Breastfeeding attitudes and self-efficacy
To measure the attitudes and self-efficacy for breastfeeding, two subscales of the “Breastfeeding Attrition Prediction Tool (BAPT)” (14-16) were used: Negative Attitudes towards breastfeeding and lactation control (self-efficacy). The construct and predictive validity of the full scale and of these subscales have been previously determined in their original version in English (14-15) and in one translated into Spanish (16). Internal consistency has been estimated with a Cronbach's alpha of 0.784 for the negative attitude sub-scale and 0.864 for the control sub-scale. The reproducibility of this instrument was evaluated in a sample of women with similar characteristics to the study population and an internal consistency of 0.65 for negative attitudes and 0.78 for control were found.
Co- Variables
To measure social norms, a questionnaire from the Alive & Thrive Breastfeeding impact evaluation program in Vietnam was used (17). The socio-demographic variables collected were: occupation, marital status, level of education, place of birth, length of time living in Tijuana. Data from the mother: Number of children, type of delivery of the last child, and if mothers had received any information about breastfeeding from health care services. Infant data: Date of birth, sex, birth weight, and weeks of gestation at birth.
Data Analysis
Based on the population that attends immunization services at the health center and the inclusion criteria, it was determined to use a sample of 50 mothers for the intervention and 50 for the control group. This sample size provided 80% power to appreciate a change of 20% in EBF prevalence.

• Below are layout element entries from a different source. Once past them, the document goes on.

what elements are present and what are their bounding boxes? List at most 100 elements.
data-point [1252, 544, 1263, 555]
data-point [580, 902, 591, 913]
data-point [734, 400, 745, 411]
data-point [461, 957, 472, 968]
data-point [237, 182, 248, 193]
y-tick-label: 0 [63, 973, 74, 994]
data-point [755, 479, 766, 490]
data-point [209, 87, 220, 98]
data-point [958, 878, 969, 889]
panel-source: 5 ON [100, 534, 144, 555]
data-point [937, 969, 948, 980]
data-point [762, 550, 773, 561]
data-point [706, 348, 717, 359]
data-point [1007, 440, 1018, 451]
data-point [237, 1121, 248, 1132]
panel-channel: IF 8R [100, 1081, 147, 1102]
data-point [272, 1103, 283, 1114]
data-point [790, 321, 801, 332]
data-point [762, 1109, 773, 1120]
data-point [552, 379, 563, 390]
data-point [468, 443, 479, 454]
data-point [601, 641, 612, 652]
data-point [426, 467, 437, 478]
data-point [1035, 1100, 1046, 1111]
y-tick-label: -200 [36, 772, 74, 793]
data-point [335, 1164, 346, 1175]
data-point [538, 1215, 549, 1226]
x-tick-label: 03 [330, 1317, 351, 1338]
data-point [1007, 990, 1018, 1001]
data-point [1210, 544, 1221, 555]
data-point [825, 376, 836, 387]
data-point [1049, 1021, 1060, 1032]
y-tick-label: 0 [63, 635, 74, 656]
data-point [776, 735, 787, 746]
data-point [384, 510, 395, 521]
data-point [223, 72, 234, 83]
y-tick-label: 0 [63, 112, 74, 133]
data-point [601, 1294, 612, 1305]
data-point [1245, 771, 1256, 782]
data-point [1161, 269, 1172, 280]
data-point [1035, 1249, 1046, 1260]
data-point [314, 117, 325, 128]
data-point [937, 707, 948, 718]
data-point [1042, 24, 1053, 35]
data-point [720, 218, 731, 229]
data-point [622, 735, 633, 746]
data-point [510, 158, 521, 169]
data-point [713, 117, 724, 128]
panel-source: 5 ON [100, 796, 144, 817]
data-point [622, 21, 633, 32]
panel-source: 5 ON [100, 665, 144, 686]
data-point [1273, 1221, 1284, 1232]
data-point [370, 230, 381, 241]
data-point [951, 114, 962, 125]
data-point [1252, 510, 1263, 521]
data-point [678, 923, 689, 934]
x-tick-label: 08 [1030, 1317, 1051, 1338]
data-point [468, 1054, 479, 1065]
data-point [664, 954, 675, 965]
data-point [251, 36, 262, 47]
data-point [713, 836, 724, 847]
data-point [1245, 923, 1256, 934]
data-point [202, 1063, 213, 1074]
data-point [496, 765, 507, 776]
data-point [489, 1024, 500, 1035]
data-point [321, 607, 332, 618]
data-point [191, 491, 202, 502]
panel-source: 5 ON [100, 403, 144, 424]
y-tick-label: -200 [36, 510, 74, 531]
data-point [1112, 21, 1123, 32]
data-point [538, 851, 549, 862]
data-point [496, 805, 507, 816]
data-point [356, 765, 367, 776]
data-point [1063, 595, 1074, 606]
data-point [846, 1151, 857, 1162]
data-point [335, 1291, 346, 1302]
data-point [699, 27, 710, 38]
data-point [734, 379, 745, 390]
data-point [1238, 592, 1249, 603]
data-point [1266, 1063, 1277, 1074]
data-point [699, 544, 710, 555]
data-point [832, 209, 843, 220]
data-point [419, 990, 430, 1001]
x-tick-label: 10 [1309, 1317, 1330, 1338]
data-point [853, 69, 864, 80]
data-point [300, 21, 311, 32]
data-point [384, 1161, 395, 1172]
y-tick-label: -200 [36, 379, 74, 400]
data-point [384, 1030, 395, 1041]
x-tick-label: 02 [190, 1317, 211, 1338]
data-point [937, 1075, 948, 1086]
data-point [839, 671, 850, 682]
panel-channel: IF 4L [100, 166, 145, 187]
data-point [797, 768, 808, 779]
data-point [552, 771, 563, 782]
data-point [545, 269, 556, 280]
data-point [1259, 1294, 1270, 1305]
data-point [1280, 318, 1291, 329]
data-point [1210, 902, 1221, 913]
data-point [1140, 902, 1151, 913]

We used SPSS v21 for data analysis. Descriptive statistics were used to measure central tendency and dispersion for continuous variables and frequencies for categorical ones. In the case of inferential statistics, continuous variables were analyzed with Student t-test and categorical variables with Chi-square. To evaluate the effectiveness of the intervention, Chi-square was used for EBF and Student t-test for attitude and self-efficacy scores.
To adjust covariates, we used regression models, linear regression for continuous variables (Attitudes and self-efficacy) and logistic regression for EBF. A Difference in Differences (DID) analysis was performed using regression models. The Difference in differences indicates the pre-post difference that occurs in the intervention group minus the difference in the control group.